Ok, so now we have a rig with centrifugal mud pumps and we want to control speed, well not really. We want to control strokes and pressure; we don’t care what the speed is. Power is needed and DC is the answer. All that is applicable is a simple drive, inexpensive components, easy replacement, basic operations and troubleshooting so, why the AC here? Draw works? Same principle, here you want power. DC delivers that power dependably. Speed control is not that precise on a draw works that I have experienced. Since we mentioned precise speed control, use an encoder with any system you have, problem solved. True, if we only used armature feedback to calculate speed on a DC drive we could not have accurate control so, put on an encoder and use tachometer feedback. Good practice for the rotary table here. So, where do we want accurate speed control on a rig? The rotary table or top drive and that’s all. In the addition of a top drive it may be beneficial to be AC with its own power generating station, this is still debatable.
Braking, a non-regenerative DC bridge is less expensive than an AC braking system. The braking system of a DC motor is simplistic compared to that of its AC neighbor. Braking in an AC drive system has a tendency to destroy itself if not implemented correctly. The energy during braking must be absorbed somewhere, either back through the circuit possibly destroying expensive parts or through a Dynamic Braking system with resistors and a chopper network. Overall DC wins here.

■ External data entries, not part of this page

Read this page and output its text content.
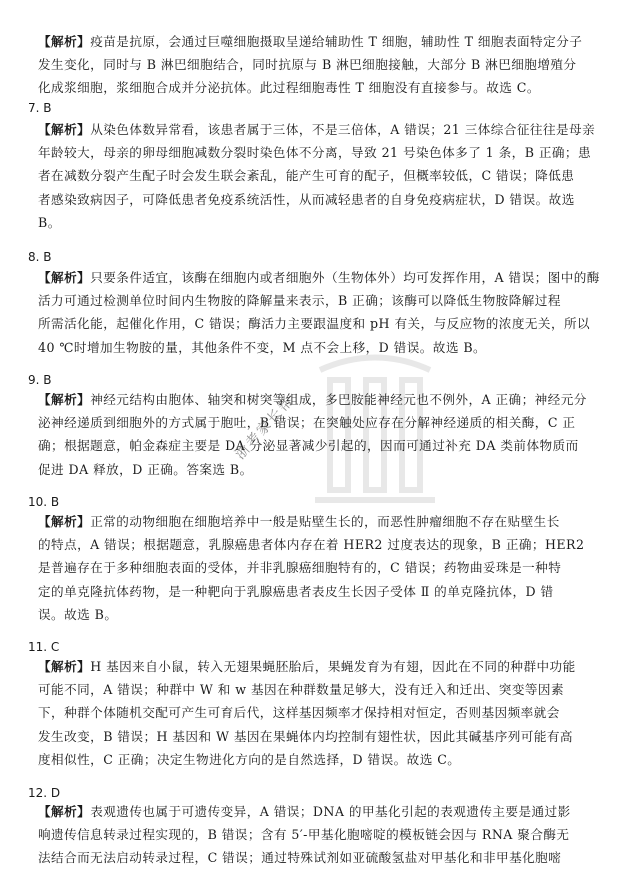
浙考家长帮
【解析】疫苗是抗原，会通过巨噬细胞摄取呈递给辅助性 T 细胞，辅助性 T 细胞表面特定分子
发生变化，同时与 B 淋巴细胞结合，同时抗原与 B 淋巴细胞接触，大部分 B 淋巴细胞增殖分
化成浆细胞，浆细胞合成并分泌抗体。此过程细胞毒性 T 细胞没有直接参与。故选 C。
7. B
【解析】从染色体数异常看，该患者属于三体，不是三倍体，A 错误；21 三体综合征往往是母亲
年龄较大，母亲的卵母细胞减数分裂时染色体不分离，导致 21 号染色体多了 1 条，B 正确；患
者在减数分裂产生配子时会发生联会紊乱，能产生可育的配子，但概率较低，C 错误；降低患
者感染致病因子，可降低患者免疫系统活性，从而减轻患者的自身免疫病症状，D 错误。故选
B。
8. B
【解析】只要条件适宜，该酶在细胞内或者细胞外（生物体外）均可发挥作用，A 错误；图中的酶
活力可通过检测单位时间内生物胺的降解量来表示，B 正确；该酶可以降低生物胺降解过程
所需活化能，起催化作用，C 错误；酶活力主要跟温度和 pH 有关，与反应物的浓度无关，所以
40 ℃时增加生物胺的量，其他条件不变，M 点不会上移，D 错误。故选 B。
9. B
【解析】神经元结构由胞体、轴突和树突等组成，多巴胺能神经元也不例外，A 正确；神经元分
泌神经递质到细胞外的方式属于胞吐，B 错误；在突触处应存在分解神经递质的相关酶，C 正
确；根据题意，帕金森症主要是 DA 分泌显著减少引起的，因而可通过补充 DA 类前体物质而
促进 DA 释放，D 正确。答案选 B。
10. B
【解析】正常的动物细胞在细胞培养中一般是贴壁生长的，而恶性肿瘤细胞不存在贴壁生长
的特点，A 错误；根据题意，乳腺癌患者体内存在着 HER2 过度表达的现象，B 正确；HER2
是普遍存在于多种细胞表面的受体，并非乳腺癌细胞特有的，C 错误；药物曲妥珠是一种特
定的单克隆抗体药物，是一种靶向于乳腺癌患者表皮生长因子受体 Ⅱ 的单克隆抗体，D 错
误。故选 B。
11. C
【解析】H 基因来自小鼠，转入无翅果蝇胚胎后，果蝇发育为有翅，因此在不同的种群中功能
可能不同，A 错误；种群中 W 和 w 基因在种群数量足够大，没有迁入和迁出、突变等因素
下，种群个体随机交配可产生可育后代，这样基因频率才保持相对恒定，否则基因频率就会
发生改变，B 错误；H 基因和 W 基因在果蝇体内均控制有翅性状，因此其碱基序列可能有高
度相似性，C 正确；决定生物进化方向的是自然选择，D 错误。故选 C。
12. D
【解析】表观遗传也属于可遗传变异，A 错误；DNA 的甲基化引起的表观遗传主要是通过影
响遗传信息转录过程实现的，B 错误；含有 5′-甲基化胞嘧啶的模板链会因与 RNA 聚合酶无
法结合而无法启动转录过程，C 错误；通过特殊试剂如亚硫酸氢盐对甲基化和非甲基化胞嘧
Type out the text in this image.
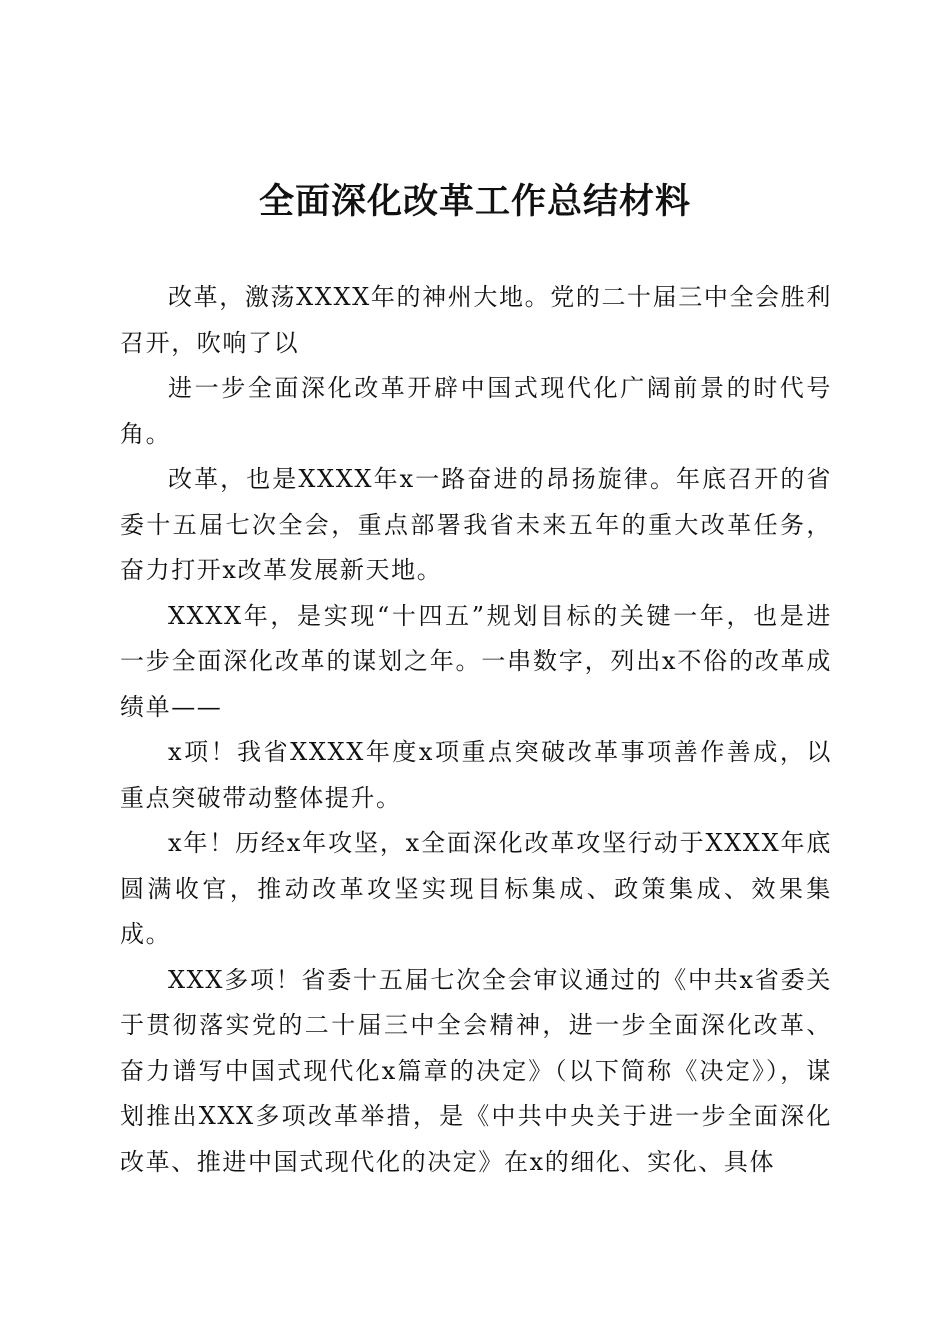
全面深化改革工作总结材料

改革，激荡XXXX年的神州大地。党的二十届三中全会胜利召开，吹响了以

进一步全面深化改革开辟中国式现代化广阔前景的时代号角。

改革，也是XXXX年x一路奋进的昂扬旋律。年底召开的省委十五届七次全会，重点部署我省未来五年的重大改革任务，奋力打开x改革发展新天地。

XXXX年，是实现“十四五”规划目标的关键一年，也是进一步全面深化改革的谋划之年。一串数字，列出x不俗的改革成绩单——

x项！我省XXXX年度x项重点突破改革事项善作善成，以重点突破带动整体提升。

x年！历经x年攻坚，x全面深化改革攻坚行动于XXXX年底圆满收官，推动改革攻坚实现目标集成、政策集成、效果集成。

XXX多项！省委十五届七次全会审议通过的《中共x省委关于贯彻落实党的二十届三中全会精神，进一步全面深化改革、奋力谱写中国式现代化x篇章的决定》（以下简称《决定》），谋划推出XXX多项改革举措，是《中共中央关于进一步全面深化改革、推进中国式现代化的决定》在x的细化、实化、具体
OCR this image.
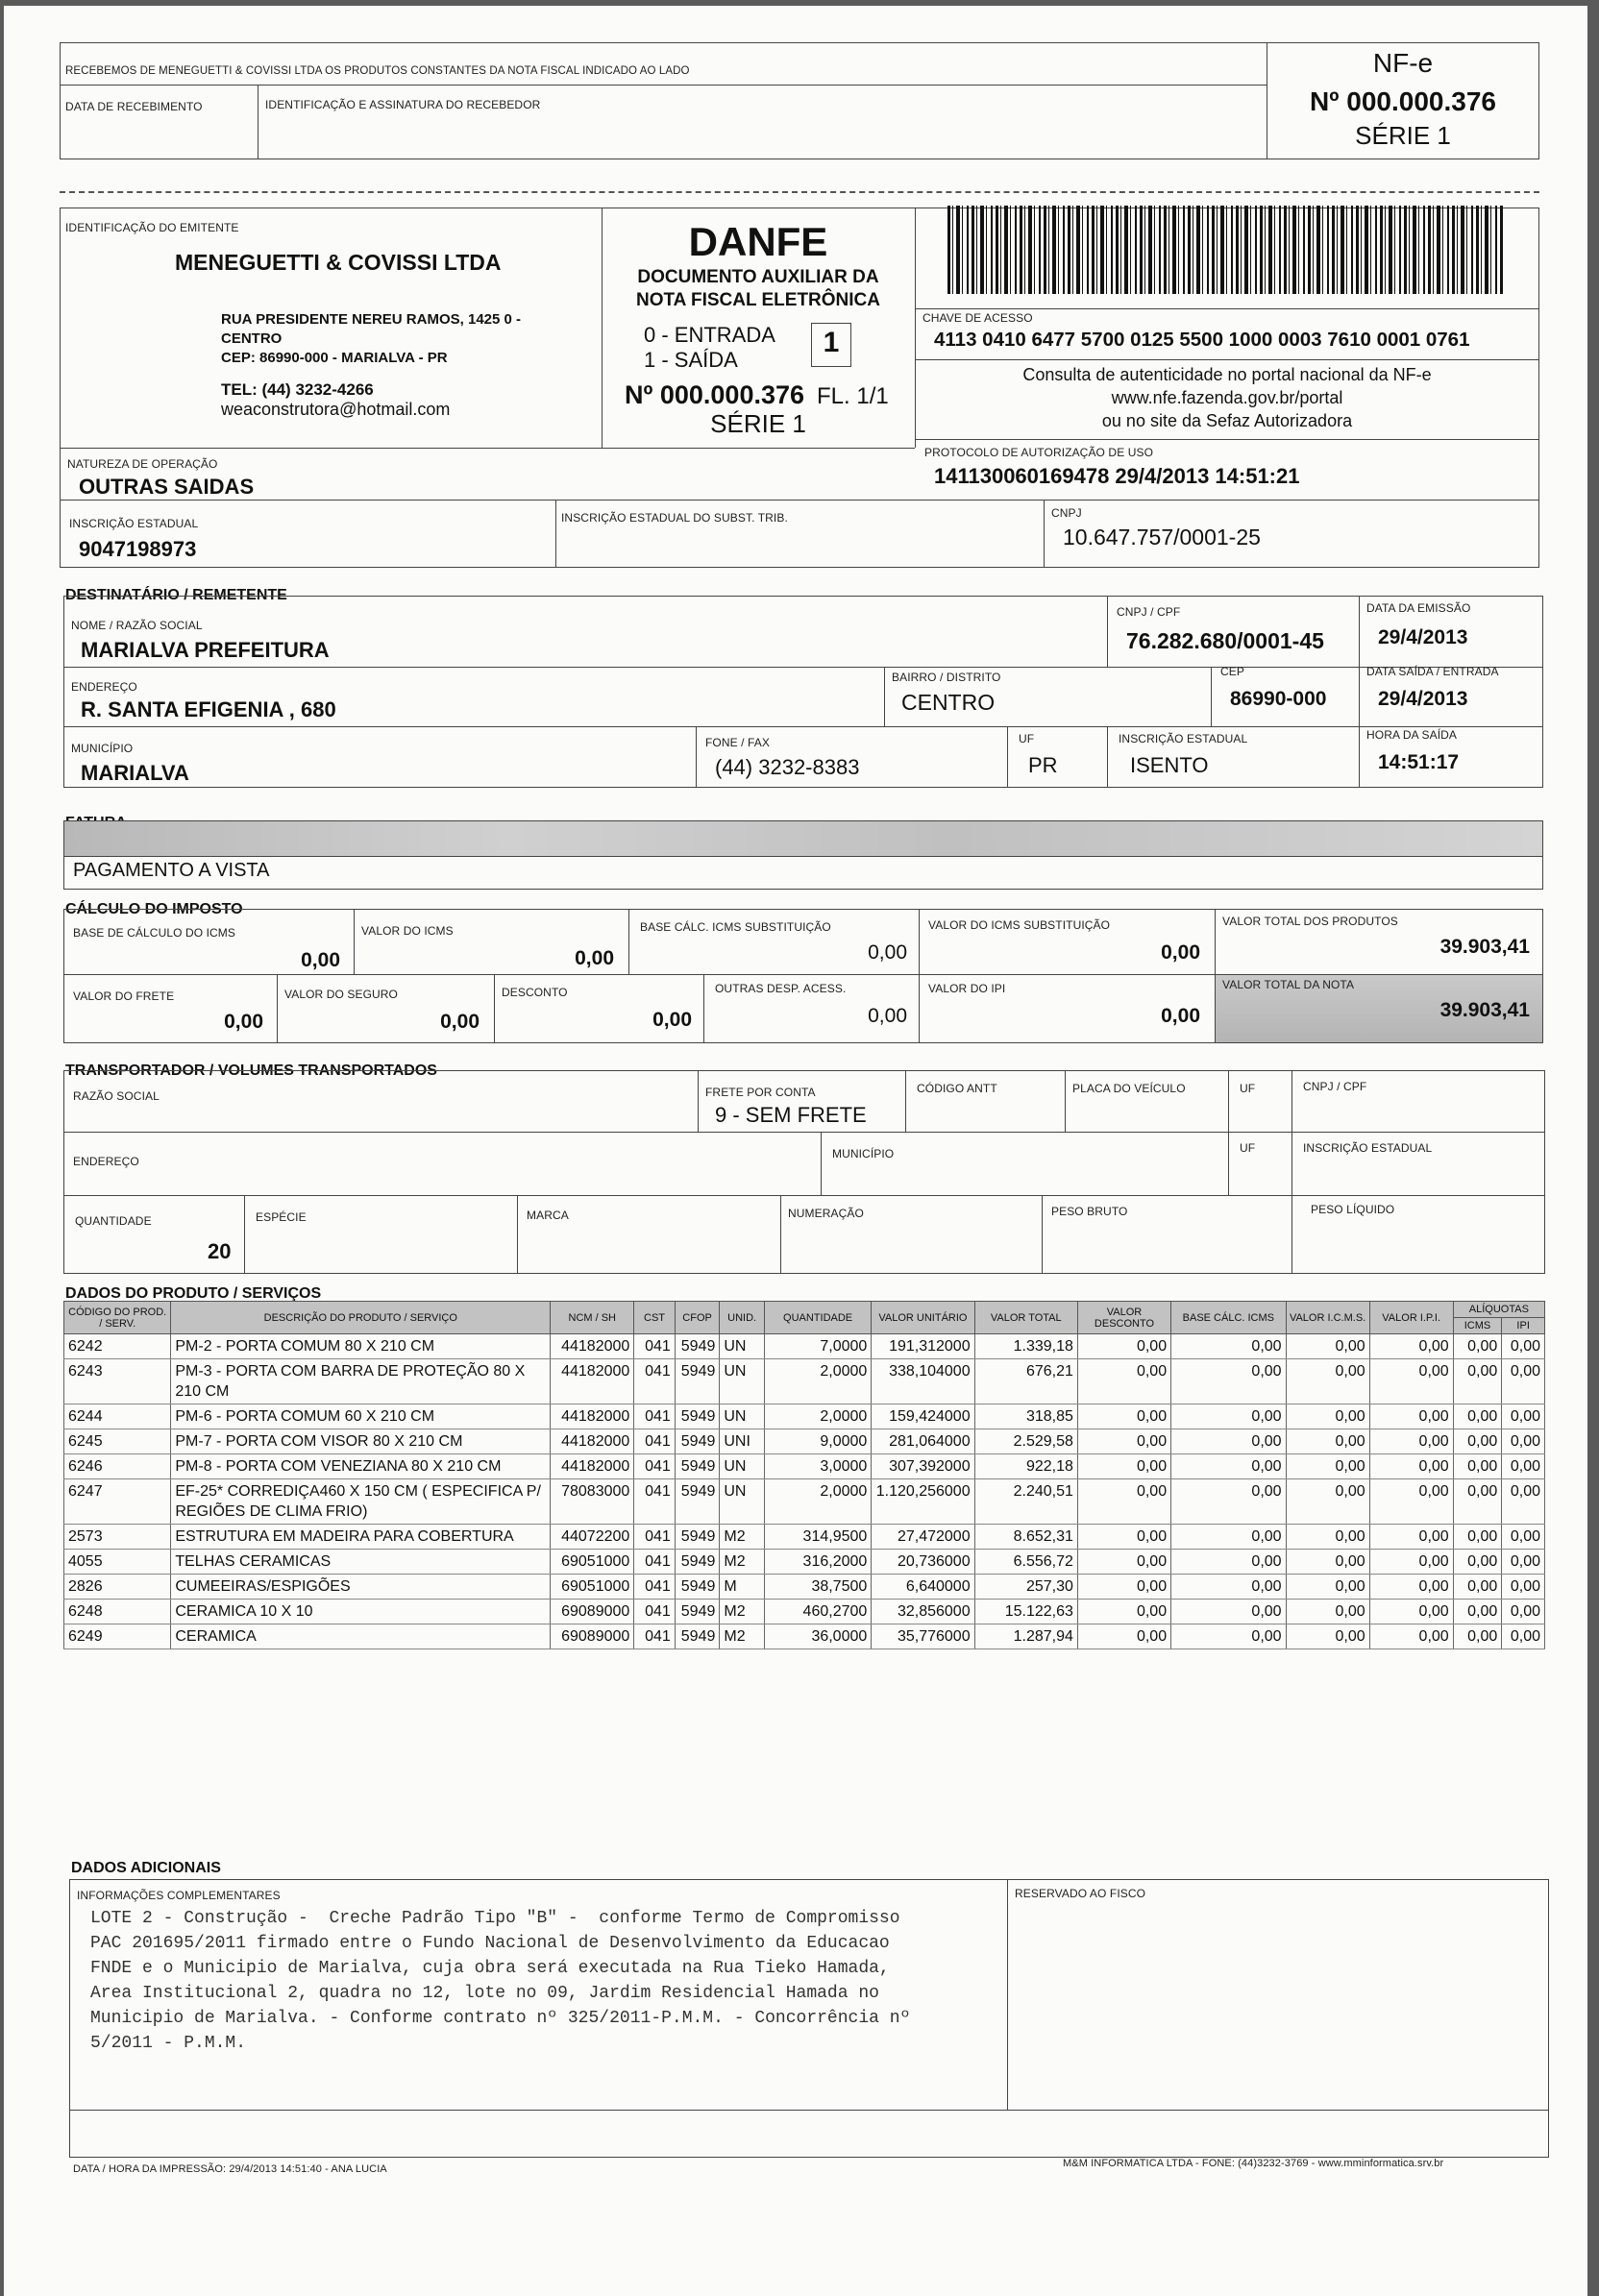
RECEBEMOS DE MENEGUETTI & COVISSI LTDA OS PRODUTOS CONSTANTES DA NOTA FISCAL INDICADO AO LADO
DATA DE RECEBIMENTO	IDENTIFICAÇÃO E ASSINATURA DO RECEBEDOR
NF-e
Nº 000.000.376
SÉRIE 1
IDENTIFICAÇÃO DO EMITENTE
MENEGUETTI & COVISSI LTDA
RUA PRESIDENTE NEREU RAMOS, 1425 0 -
CENTRO
CEP: 86990-000 - MARIALVA - PR
TEL: (44) 3232-4266
weaconstrutora@hotmail.com
DANFE
DOCUMENTO AUXILIAR DA
NOTA FISCAL ELETRÔNICA
0 - ENTRADA
1 - SAÍDA
1
Nº 000.000.376 FL. 1/1
SÉRIE 1
CHAVE DE ACESSO
4113 0410 6477 5700 0125 5500 1000 0003 7610 0001 0761
Consulta de autenticidade no portal nacional da NF-e
www.nfe.fazenda.gov.br/portal
ou no site da Sefaz Autorizadora
NATUREZA DE OPERAÇÃO
OUTRAS SAIDAS
PROTOCOLO DE AUTORIZAÇÃO DE USO
141130060169478 29/4/2013 14:51:21
INSCRIÇÃO ESTADUAL
9047198973
INSCRIÇÃO ESTADUAL DO SUBST. TRIB.	CNPJ
10.647.757/0001-25
DESTINATÁRIO / REMETENTE
NOME / RAZÃO SOCIAL
MARIALVA PREFEITURA
CNPJ / CPF
76.282.680/0001-45
DATA DA EMISSÃO
29/4/2013
ENDEREÇO
R. SANTA EFIGENIA , 680
BAIRRO / DISTRITO
CENTRO
CEP
86990-000
DATA SAÍDA / ENTRADA
29/4/2013
MUNICÍPIO
MARIALVA
FONE / FAX
(44) 3232-8383
UF
PR
INSCRIÇÃO ESTADUAL
ISENTO
HORA DA SAÍDA
14:51:17
PAGAMENTO A VISTA
CÁLCULO DO IMPOSTO
BASE DE CÁLCULO DO ICMS
0,00
VALOR DO ICMS
0,00
BASE CÁLC. ICMS SUBSTITUIÇÃO
0,00
VALOR DO ICMS SUBSTITUIÇÃO
0,00
VALOR TOTAL DOS PRODUTOS
39.903,41
VALOR DO FRETE
0,00
VALOR DO SEGURO
0,00
DESCONTO
0,00
OUTRAS DESP. ACESS.
0,00
VALOR DO IPI
0,00
VALOR TOTAL DA NOTA
39.903,41
TRANSPORTADOR / VOLUMES TRANSPORTADOS
RAZÃO SOCIAL	FRETE POR CONTA
9 - SEM FRETE
CÓDIGO ANTT	PLACA DO VEÍCULO	UF	CNPJ / CPF
ENDEREÇO
MUNICÍPIO	UF	INSCRIÇÃO ESTADUAL
QUANTIDADE
20
ESPÉCIE	MARCA	NUMERAÇÃO	PESO BRUTO	PESO LÍQUIDO
DADOS DO PRODUTO / SERVIÇOS
CÓDIGO DO PROD. / SERV.	DESCRIÇÃO DO PRODUTO / SERVIÇO	NCM / SH	CST	CFOP	UNID.	QUANTIDADE	VALOR UNITÁRIO	VALOR TOTAL	VALOR DESCONTO	BASE CÁLC. ICMS	VALOR I.C.M.S.	VALOR I.P.I.	ALÍQUOTAS	
													ICMS	IPI
6242	PM-2 - PORTA COMUM 80 X 210 CM	44182000	041	5949	UN	7,0000	191,312000	1.339,18	0,00	0,00	0,00	0,00	0,00	0,00
6243	PM-3 - PORTA COM BARRA DE PROTEÇÃO 80 X 210 CM	44182000	041	5949	UN	2,0000	338,104000	676,21	0,00	0,00	0,00	0,00	0,00	0,00
6244	PM-6 - PORTA COMUM 60 X 210 CM	44182000	041	5949	UN	2,0000	159,424000	318,85	0,00	0,00	0,00	0,00	0,00	0,00
6245	PM-7 - PORTA COM VISOR 80 X 210 CM	44182000	041	5949	UNI	9,0000	281,064000	2.529,58	0,00	0,00	0,00	0,00	0,00	0,00
6246	PM-8 - PORTA COM VENEZIANA 80 X 210 CM	44182000	041	5949	UN	3,0000	307,392000	922,18	0,00	0,00	0,00	0,00	0,00	0,00
6247	EF-25* CORREDIÇA460 X 150 CM ( ESPECIFICA P/ REGIÕES DE CLIMA FRIO)	78083000	041	5949	UN	2,0000	1.120,256000	2.240,51	0,00	0,00	0,00	0,00	0,00	0,00
2573	ESTRUTURA EM MADEIRA PARA COBERTURA	44072200	041	5949	M2	314,9500	27,472000	8.652,31	0,00	0,00	0,00	0,00	0,00	0,00
4055	TELHAS CERAMICAS	69051000	041	5949	M2	316,2000	20,736000	6.556,72	0,00	0,00	0,00	0,00	0,00	0,00
2826	CUMEEIRAS/ESPIGÕES	69051000	041	5949	M	38,7500	6,640000	257,30	0,00	0,00	0,00	0,00	0,00	0,00
6248	CERAMICA 10 X 10	69089000	041	5949	M2	460,2700	32,856000	15.122,63	0,00	0,00	0,00	0,00	0,00	0,00
6249	CERAMICA	69089000	041	5949	M2	36,0000	35,776000	1.287,94	0,00	0,00	0,00	0,00	0,00	0,00
DADOS ADICIONAIS
INFORMAÇÕES COMPLEMENTARES
LOTE 2 - Construção -  Creche Padrão Tipo "B" -  conforme Termo de Compromisso
PAC 201695/2011 firmado entre o Fundo Nacional de Desenvolvimento da Educacao
FNDE e o Municipio de Marialva, cuja obra será executada na Rua Tieko Hamada,
Area Institucional 2, quadra no 12, lote no 09, Jardim Residencial Hamada no
Municipio de Marialva. - Conforme contrato nº 325/2011-P.M.M. - Concorrência nº
5/2011 - P.M.M.
RESERVADO AO FISCO
DATA / HORA DA IMPRESSÃO: 29/4/2013 14:51:40 - ANA LUCIA	M&M INFORMATICA LTDA - FONE: (44)3232-3769 - www.mminformatica.srv.br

So, do we change the DC rig over to AC? If the money is there to spend then go for it. Oh, did we mention the fact that most rig electricians would be totally lost with the AC drive systems? And by the way, on a DC rig any motor may be operated by either SCR drive, they are all the same; not so with the AC rig, if one drive fails that’s it unless you have a technician that can make the necessary changes on site, the draw works drive parameters are far different than the mud pump. Don’t forget about the harmonics introduced with the AC system. Did we mention that the AC motors should be underrated? In other words a 20 HP AC motor should be used where a 15 HP is needed. Ok, noted the DC motor has brushes. So, keep the commutator clean and replace the brushes on a regular schedule.